Nigeria's telecoms sector, one of the fastest growing markets in the world, is overcrowded and consolidation in its second-tier mobile services segment is inevitable, a senior industry executive said on Friday.
Maher Qubain, chief executive of Starcomms Plc (STCP.LG), one of Nigeria's biggest mobile telecoms operators, told Reuters a number of foreign investors were scouting for potential partners or acquisitions in Nigeria, but declined to say who.
"There will be consolidation in this market because you have five GSM providers ... then you have at least four providers in the CDMA sector, with five others with licences that are alive and well," he said in his office in Lagos.
"A market like Nigeria cannot accommodate (that many CDMA) operators, so consolidation is likely to happen and we want to make sure we lead that consolidation," he said.

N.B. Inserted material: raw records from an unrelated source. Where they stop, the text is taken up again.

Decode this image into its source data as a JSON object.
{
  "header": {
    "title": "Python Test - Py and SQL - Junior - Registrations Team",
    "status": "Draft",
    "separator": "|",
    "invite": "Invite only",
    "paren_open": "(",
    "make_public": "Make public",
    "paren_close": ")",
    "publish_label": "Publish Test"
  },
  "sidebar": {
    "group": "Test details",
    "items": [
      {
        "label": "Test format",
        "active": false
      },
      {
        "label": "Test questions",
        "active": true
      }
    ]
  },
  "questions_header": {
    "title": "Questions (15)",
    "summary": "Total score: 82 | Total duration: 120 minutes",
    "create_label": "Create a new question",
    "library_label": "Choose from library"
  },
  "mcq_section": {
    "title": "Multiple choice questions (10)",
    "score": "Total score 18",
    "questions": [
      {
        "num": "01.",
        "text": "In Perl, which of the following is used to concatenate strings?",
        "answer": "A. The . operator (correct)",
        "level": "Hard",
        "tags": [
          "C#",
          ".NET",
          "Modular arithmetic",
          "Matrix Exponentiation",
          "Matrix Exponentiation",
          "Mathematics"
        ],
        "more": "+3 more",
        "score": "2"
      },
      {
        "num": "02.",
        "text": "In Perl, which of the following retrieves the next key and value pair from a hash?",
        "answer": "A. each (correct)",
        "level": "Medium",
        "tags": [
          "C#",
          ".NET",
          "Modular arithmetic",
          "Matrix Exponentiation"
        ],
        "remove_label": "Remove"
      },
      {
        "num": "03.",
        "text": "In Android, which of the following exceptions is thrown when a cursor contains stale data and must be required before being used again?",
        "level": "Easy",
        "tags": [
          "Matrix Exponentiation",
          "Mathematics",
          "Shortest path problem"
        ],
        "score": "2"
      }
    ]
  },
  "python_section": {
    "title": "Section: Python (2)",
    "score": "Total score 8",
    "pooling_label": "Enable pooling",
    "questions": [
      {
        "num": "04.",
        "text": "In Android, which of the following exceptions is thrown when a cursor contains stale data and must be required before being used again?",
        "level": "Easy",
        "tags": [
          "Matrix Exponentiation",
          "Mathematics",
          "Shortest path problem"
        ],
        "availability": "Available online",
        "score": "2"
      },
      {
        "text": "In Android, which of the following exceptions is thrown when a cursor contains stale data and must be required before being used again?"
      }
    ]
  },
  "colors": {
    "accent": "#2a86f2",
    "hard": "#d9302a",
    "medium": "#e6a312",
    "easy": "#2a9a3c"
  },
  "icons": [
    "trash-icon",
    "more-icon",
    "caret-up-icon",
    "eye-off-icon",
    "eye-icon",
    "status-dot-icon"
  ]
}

Starcomms, which operates on the CDMA platform and offers mobile, fixed wireless voice and wireless broadband services, has seen its gross subscriber base rise to more than 2.5 million from just 300,000 two years ago, Qubain said.
He said the company, which listed on the Nigerian Stock Exchange last July, aimed to double its subscriber base to 5 million in the next 12-24 months and go on to reach 10 million.
Nigeria has overtaken South Africa as the continent's biggest mobile market with more than 62 million subscribers, according to the Nigerian Communications Commission.
The Nigerian telecoms market as a whole generated $8.4 billion in service revenue by the end of 2008, up 23 percent year-on-year, industry research group Pyramid Research said in a report published this month.
It forecast that with a mobile penetration rate of 42 percent and a population of 150 million people, the strong growth was likely to continue.
Such figures have attracted the attention of international telecoms firms seeking to bolster their African presence.
South Africa's Telkom (TKGJ.J) is selling its 50 percent stake in mobile phone operator Vodacom, which will provide it with a war chest of more than 10 billion rand ($1 billion) which it wants to use to become Africa's leading fixed, mobile and data service provider.
Britain's Vodafone (VOD.L), which last year bought 70 percent of Ghana Telecom, has also been looking for opportunities in neighbouring Nigeria, industry sources say.
"Where are the next opportunities? Maybe some portions of the top three markets in east Africa, maybe Kenya, maybe Angola, maybe Ghana. But population-wise we continue to represent the most attractive and interesting opportunity," Qubain said.
He said the size of Nigeria's four main GSM operators -- which include South Africa's MTN (MTNJ.J) and Kuwait's Mobile Telecommunications Co (ZAIN.KW) (Zain) -- meant buying opportunities at that level were limited.
"Since the opportunities in the tier one segment are somewhat limited and it is price prohibitive due to their size, the only space to look is the tier two segment, which is the CDMA segment," he said.